More than one player has dismissed the notion of relegation, while on the pitch Rangers have rarely played at the tempo of a side desperately attempting to fight their way clear of danger. Loftus Road has become more a sandcastle than a fortress, where the hosts have crumbled to seven league defeats.

Perhaps this is due to the position QPR have occupied for most of the season; close enough to mid-table to be able to smell safety, but never quite clear enough to be able to throw the shackles off. Lost in a lower mid-table no-man’s land. That has led to ongoing hesitancy.

When Hughes took over in January, he inherited a side sitting 17th, two points above the bottom three. Results were poor, but QPR were not cut adrift in the drop-zone, they were merely flirting with danger.

Thus Hughes’s situation did not carry the urgency of a team sitting 18th, 19th or 20th in the table, where the imminent prospect of dropping into the Championship would have infinitely sharpened the focus on survival.

All season there has been the feeling that a 17th-place finish would do. The board said as much: stick with the status quo; where we are now is absolutely fine, so let’s stay there and no more.
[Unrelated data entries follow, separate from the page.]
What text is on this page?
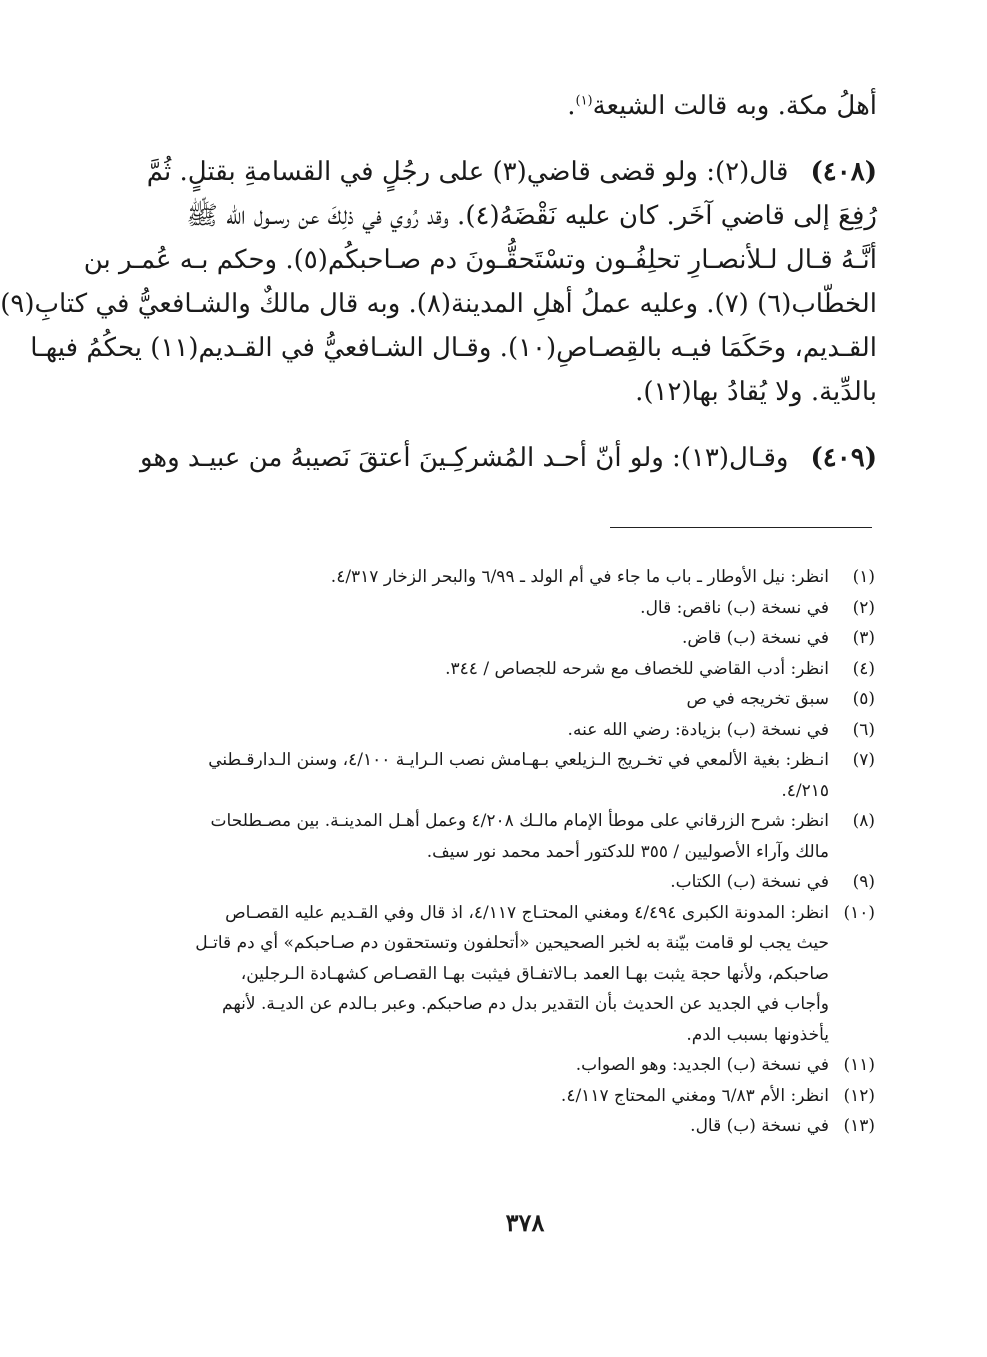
أهلُ مكة. وبه قالت الشيعة$^{(١)}$.
(٤٠٨)قال(٢): ولو قضى قاضي(٣) على رجُلٍ في القسامةِ بقتلٍ. ثُمَّ
رُفِعَ إلى قاضي آخَر. كان عليه نَقْضَهُ(٤). وقد رُوي في ذلِكَ عن رسـول الله ﷺ
أنَّـهُ قـال لـلأنصـارِ تحلِفُـون وتسْتَحقُّـونَ دم صـاحبكُم(٥). وحكم بـه عُمـر بن
الخطّاب(٦) (٧). وعليه عملُ أهلِ المدينة(٨). وبه قال مالكٌ والشـافعيُّ في كتابِ(٩)
القـديم، وحَكَمَا فيـه بالقِصـاصِ(١٠). وقـال الشـافعيُّ في القـديم(١١) يحكُمُ فيهـا
بالدِّية. ولا يُقادُ بها(١٢).
(٤٠٩)وقـال(١٣): ولو أنّ أحـد المُشركِـينَ أعتقَ نَصيبهُ من عبيـد وهو
(١)
انظر: نيل الأوطار ـ باب ما جاء في أم الولد ـ ٦/٩٩ والبحر الزخار ٤/٣١٧.
(٢)
في نسخة (ب) ناقص: قال.
(٣)
في نسخة (ب) قاض.
(٤)
انظر: أدب القاضي للخصاف مع شرحه للجصاص / ٣٤٤.
(٥)
سبق تخريجه في ص
(٦)
في نسخة (ب) بزيادة: رضي الله عنه.
(٧)
انـظر: بغية الألمعي في تخـريج الـزيلعي بـهـامش نصب الـرايـة ٤/١٠٠، وسنن الـدارقـطني
٤/٢١٥.
(٨)
انظر: شرح الزرقاني على موطأ الإمام مالـك ٤/٢٠٨ وعمل أهـل المدينـة. بين مصـطلحات
مالك وآراء الأصوليين / ٣٥٥ للدكتور أحمد محمد نور سيف.
(٩)
في نسخة (ب) الكتاب.
(١٠)
انظر: المدونة الكبرى ٤/٤٩٤ ومغني المحتـاج ٤/١١٧، اذ قال وفي القـديم عليه القصـاص
حيث يجب لو قامت بيّنة به لخبر الصحيحين «أتحلفون وتستحقون دم صـاحبكم» أي دم قاتـل
صاحبكم، ولأنها حجة يثبت بهـا العمد بـالاتفـاق فيثبت بهـا القصـاص كشهـادة الـرجلين،
وأجاب في الجديد عن الحديث بأن التقدير بدل دم صاحبكم. وعبر بـالدم عن الديـة. لأنهم
يأخذونها بسبب الدم.
(١١)
في نسخة (ب) الجديد: وهو الصواب.
(١٢)
انظر: الأم ٦/٨٣ ومغني المحتاج ٤/١١٧.
(١٣)
في نسخة (ب) قال.
٣٧٨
The result has been a blurring of targets. On Saturday, a QPR side knowing that a win was not absolutely vital – as long as they maintained their ‘safe’ position of 17th - met a Bolton team hell-bent on victory. It was a predictable outcome.

On the face of it, Hughes went for the three points, beginning with two up front and making attacking substitutions, yet the worrying feeling remains he would have happily settled for the draw, a suggestion backed up by his pre-match comments.

Ever since the fixtures were announced back in June, nervous glances were cast at the final 10 games of QPR’s season, the nightmare run-in which many correctly prophesised would shape their season.

Rangers needed to be clear of the relegation zone – certainly not in it – by the time they faced Liverpool in the first of those games. Instead, they have fallen into the bottom three at the very worst moment.

They will almost certainly approach these games with renewed urgency in the knowledge that relegation is all of a sudden staring them in the face. It is hard to escape the conclusion that the damage has already been done.